We were getting a bit weary by the time we came to a truly huge puddle which an old man with a mattock was working on draining. It was a relief to have him confirm this was the Goreme path and to see a sign. So on we went. The path soon became almost non-existent and hedged in with stinging nettles and the water started rising around our ankles. Just as we were considering the wisdom on continuing the old man popped up and explained in broken English that the path ahead was basically a river and that we should turn around. He then proceeded to lead us to high ground and led us for the next half an hour up along the ridge of the valley. Finally we came to a branch in the path and he indicated we should just continue down the right hand branch. With a smile and shake of the hand he turned back.
We continued on but once again the path soon started branching and disappearing. About 15 minutes later we took the right branch, crossed a plank bridge, stumbled through some vegetation and found ourselves on the edge of a deep, vegetation-filled ravine. And I do mean deep and I do mean edge.

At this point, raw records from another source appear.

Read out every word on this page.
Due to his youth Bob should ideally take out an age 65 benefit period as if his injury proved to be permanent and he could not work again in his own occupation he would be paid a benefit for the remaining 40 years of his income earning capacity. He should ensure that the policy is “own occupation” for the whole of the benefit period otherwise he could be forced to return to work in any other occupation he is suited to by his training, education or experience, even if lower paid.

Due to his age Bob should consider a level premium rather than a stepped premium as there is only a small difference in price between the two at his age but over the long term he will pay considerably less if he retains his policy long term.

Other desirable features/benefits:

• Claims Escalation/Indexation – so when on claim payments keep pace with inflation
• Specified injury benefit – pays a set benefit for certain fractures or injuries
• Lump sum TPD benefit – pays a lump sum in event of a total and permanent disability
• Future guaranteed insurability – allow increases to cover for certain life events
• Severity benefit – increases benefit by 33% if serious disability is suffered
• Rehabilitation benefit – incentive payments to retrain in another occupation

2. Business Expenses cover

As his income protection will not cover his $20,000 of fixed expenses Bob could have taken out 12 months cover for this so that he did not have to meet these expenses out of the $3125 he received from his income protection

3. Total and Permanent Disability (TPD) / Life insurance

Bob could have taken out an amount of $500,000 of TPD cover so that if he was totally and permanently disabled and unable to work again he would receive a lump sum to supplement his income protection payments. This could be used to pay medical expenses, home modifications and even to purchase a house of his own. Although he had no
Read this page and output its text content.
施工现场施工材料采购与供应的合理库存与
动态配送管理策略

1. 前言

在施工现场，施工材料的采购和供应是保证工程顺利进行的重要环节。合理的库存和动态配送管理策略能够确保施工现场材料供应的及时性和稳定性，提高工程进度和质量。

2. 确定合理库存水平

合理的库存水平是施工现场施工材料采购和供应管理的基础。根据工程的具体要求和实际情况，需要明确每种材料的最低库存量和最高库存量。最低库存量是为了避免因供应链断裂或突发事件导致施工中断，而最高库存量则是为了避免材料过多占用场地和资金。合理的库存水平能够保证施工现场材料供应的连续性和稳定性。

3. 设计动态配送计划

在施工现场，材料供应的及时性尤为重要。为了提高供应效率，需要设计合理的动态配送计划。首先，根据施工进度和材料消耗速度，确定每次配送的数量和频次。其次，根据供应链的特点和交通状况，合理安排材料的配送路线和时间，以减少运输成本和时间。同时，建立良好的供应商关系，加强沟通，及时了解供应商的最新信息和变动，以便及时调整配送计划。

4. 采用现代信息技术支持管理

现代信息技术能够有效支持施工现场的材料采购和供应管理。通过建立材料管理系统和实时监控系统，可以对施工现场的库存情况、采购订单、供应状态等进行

Once again we beat a retreat all the way back to the fork and took the right hand fork that put os on the other side of the ravine. We followed the ravine edge along with the ravine getting progressively more deep and sheer sided and the path getting progressively narrower and more eroded. Finally we reached a point where to progress would have meant sliding down a steep, thin scree-covered path that if we didn’t stop at the end would have us dropping over the cliff.
So we stood and regrouped, girding our loins at the through of retracing our steps all the way back to the beginning, but realising that proceeding was pure folly. There was not much enthusiasm for where we found ourselves, but we all accepted that our choice was limited. And then up popped our fairy godfather Turkish man again. He pulled us back with big arm-gestures and shouts of ‘dangerous, dangerous’ and then proceeded to once again lead us onward by a different route. As this route involved leaving the path and then squeezing through a 20m natural crack on a rock in the pitch dark there was absolutely no way we’d have found it ourselves.
Our saviour led us up into the hills again and around the ravine, all the while showing us the local vegetation – pears, apples, mulberries (which turn out to be very tasty picked off a tree), mushrooms, and more and demonstrating for the boys ‘technique’ for dealing with the scree slopes. After another long walk we finally reached a lovely little taverna by the path where we sat down with big sighs and had freshly squeezed orange juice and peanuts in the shell.
The last part of the walk from there was pretty easy and eventually we went through a tunnel and popped out of Pigeon Valley into the edge of Goreme, scratched, bruised, nettle-stung and having gone far more than 4km.
Our saviour then roused his broken English to tell us that his daughter was having an operation in Istanbul tomorrow and he couldn’t be there because he had no money. He said this all with a mournful shake of the head and then turned away. It was at this point that we considered whether we had turned out to be the pigeons in the Valley. But realistically he had saved us from retracing our steps, made sure we weren’t lost, showed us lots of local flora, and saved us from doing something really stupid at the ravine edge (although we like to think we would definitely have turned back). And having got to the end of the walk we were feeling like we’d had an adventure. So in the end I happily slipped him some money and we all came away satisfied with the Valley of the Pigeons.